Croiser Janine Boissard au coin d’un stand de Saint Maur en poche 2018 a fait remonter avec bonheur ces lectures.
Dans mes souvenirs, une écriture pleine de tendresse pour les personnages « ordinaires » qui jalonnent les romans, une description de la vie « normale », celle qui nous est proche. Mais qui dit « ordinaire » ou « normal » ne signifie pas sans relief, bien au contraire! Des personnages au caractère bien trempé, avec des envies, des passions, des deuils.
Alors découvrir la « femme » sous l’auteure m’a forcément séduite. Et la lecture ne m’a pas déçue. Parce que j’ai retrouvé dans les petits riens ou les grands tout de la vie de Janine Boissard ce qui transparaissait dans sa littérature : des blessures certaines dont il était malgré tout possible de faire un atout, comme la petite fille jamais à sa place est ainsi devenue la grande auteure et scénariste depuis longtemps reconnue.

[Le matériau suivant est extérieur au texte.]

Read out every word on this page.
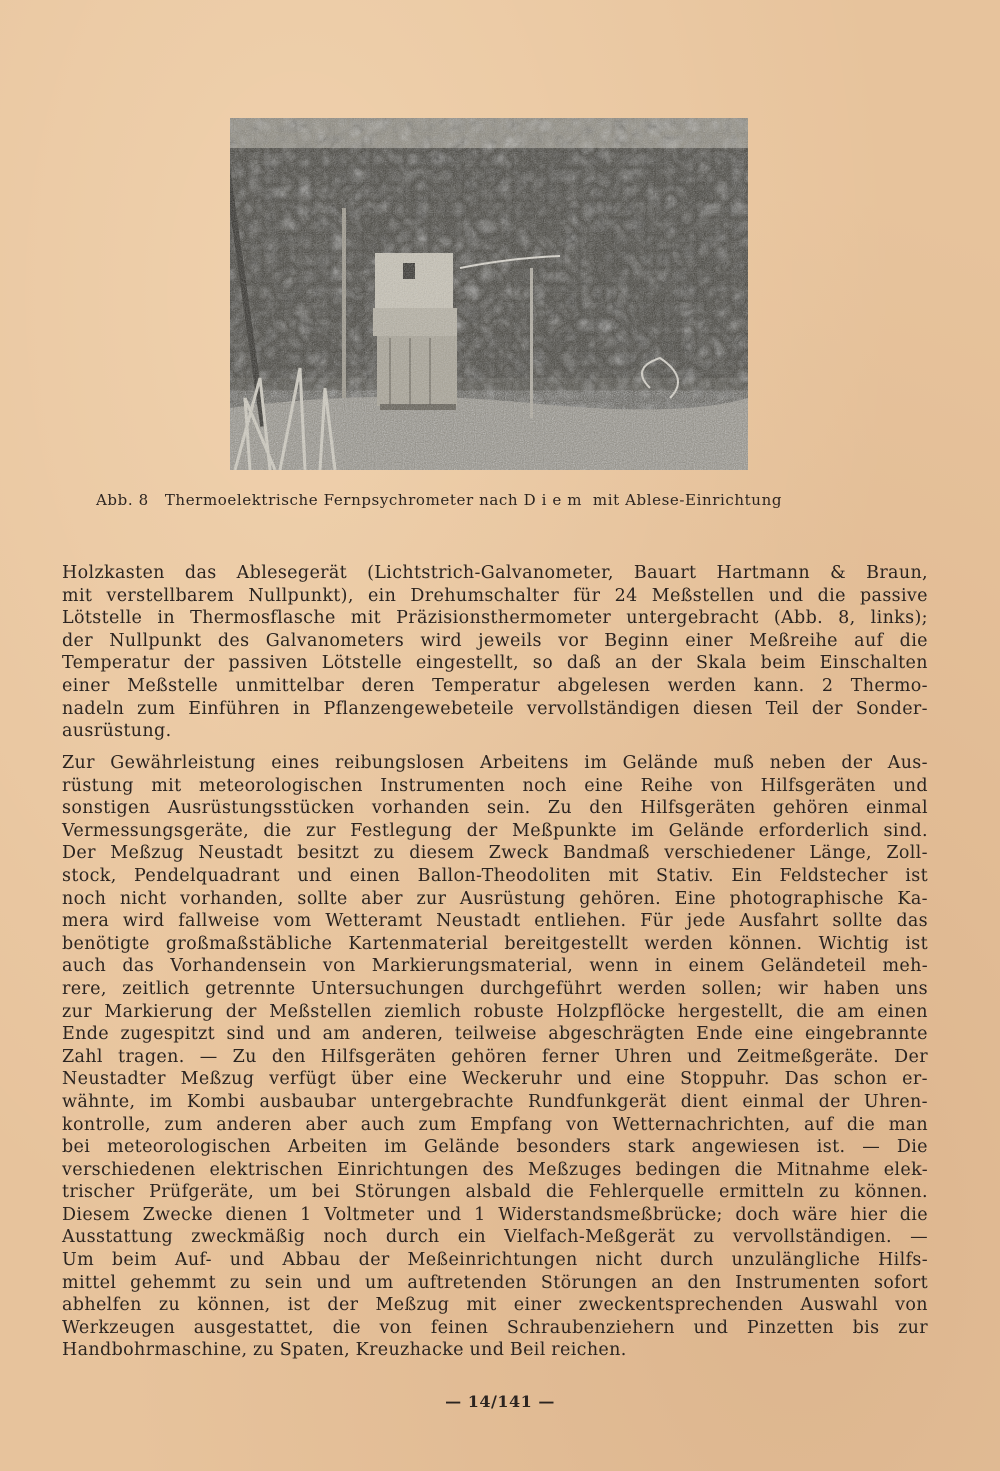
Abb. 8 Thermoelektrische Fernpsychrometer nach Diem mit Ablese-Einrichtung
Holzkasten das Ablesegerät (Lichtstrich-Galvanometer, Bauart Hartmann & Braun,
mit verstellbarem Nullpunkt), ein Drehumschalter für 24 Meßstellen und die passive
Lötstelle in Thermosflasche mit Präzisionsthermometer untergebracht (Abb. 8, links);
der Nullpunkt des Galvanometers wird jeweils vor Beginn einer Meßreihe auf die
Temperatur der passiven Lötstelle eingestellt, so daß an der Skala beim Einschalten
einer Meßstelle unmittelbar deren Temperatur abgelesen werden kann. 2 Thermo-
nadeln zum Einführen in Pflanzengewebeteile vervollständigen diesen Teil der Sonder-
ausrüstung.
Zur Gewährleistung eines reibungslosen Arbeitens im Gelände muß neben der Aus-
rüstung mit meteorologischen Instrumenten noch eine Reihe von Hilfsgeräten und
sonstigen Ausrüstungsstücken vorhanden sein. Zu den Hilfsgeräten gehören einmal
Vermessungsgeräte, die zur Festlegung der Meßpunkte im Gelände erforderlich sind.
Der Meßzug Neustadt besitzt zu diesem Zweck Bandmaß verschiedener Länge, Zoll-
stock, Pendelquadrant und einen Ballon-Theodoliten mit Stativ. Ein Feldstecher ist
noch nicht vorhanden, sollte aber zur Ausrüstung gehören. Eine photographische Ka-
mera wird fallweise vom Wetteramt Neustadt entliehen. Für jede Ausfahrt sollte das
benötigte großmaßstäbliche Kartenmaterial bereitgestellt werden können. Wichtig ist
auch das Vorhandensein von Markierungsmaterial, wenn in einem Geländeteil meh-
rere, zeitlich getrennte Untersuchungen durchgeführt werden sollen; wir haben uns
zur Markierung der Meßstellen ziemlich robuste Holzpflöcke hergestellt, die am einen
Ende zugespitzt sind und am anderen, teilweise abgeschrägten Ende eine eingebrannte
Zahl tragen. — Zu den Hilfsgeräten gehören ferner Uhren und Zeitmeßgeräte. Der
Neustadter Meßzug verfügt über eine Weckeruhr und eine Stoppuhr. Das schon er-
wähnte, im Kombi ausbaubar untergebrachte Rundfunkgerät dient einmal der Uhren-
kontrolle, zum anderen aber auch zum Empfang von Wetternachrichten, auf die man
bei meteorologischen Arbeiten im Gelände besonders stark angewiesen ist. — Die
verschiedenen elektrischen Einrichtungen des Meßzuges bedingen die Mitnahme elek-
trischer Prüfgeräte, um bei Störungen alsbald die Fehlerquelle ermitteln zu können.
Diesem Zwecke dienen 1 Voltmeter und 1 Widerstandsmeßbrücke; doch wäre hier die
Ausstattung zweckmäßig noch durch ein Vielfach-Meßgerät zu vervollständigen. —
Um beim Auf- und Abbau der Meßeinrichtungen nicht durch unzulängliche Hilfs-
mittel gehemmt zu sein und um auftretenden Störungen an den Instrumenten sofort
abhelfen zu können, ist der Meßzug mit einer zweckentsprechenden Auswahl von
Werkzeugen ausgestattet, die von feinen Schraubenziehern und Pinzetten bis zur
Handbohrmaschine, zu Spaten, Kreuzhacke und Beil reichen.
— 14/141 —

Avec pudeur et humour, Madame Boissard nous dévoile sa construction de petite fille à adulte, ses relations absentes ou conflictuelles avec ses parents, ses atermoiements entre différents métiers « artistiques », les amours heureuses et malheureuses qui ont marqué sa vie de femme et d’écrivaine.
J’ai pris plaisir à découvrir comment l’écriture de certains livres avait débuté, ceux qui avaient été mis de côté, puis repris au fil du temps et des commandes des éditeurs. Cela éclaire aussi le métier d’écrivain et les relations avec le monde de l’édition pour la lectrice invétérée que je suis.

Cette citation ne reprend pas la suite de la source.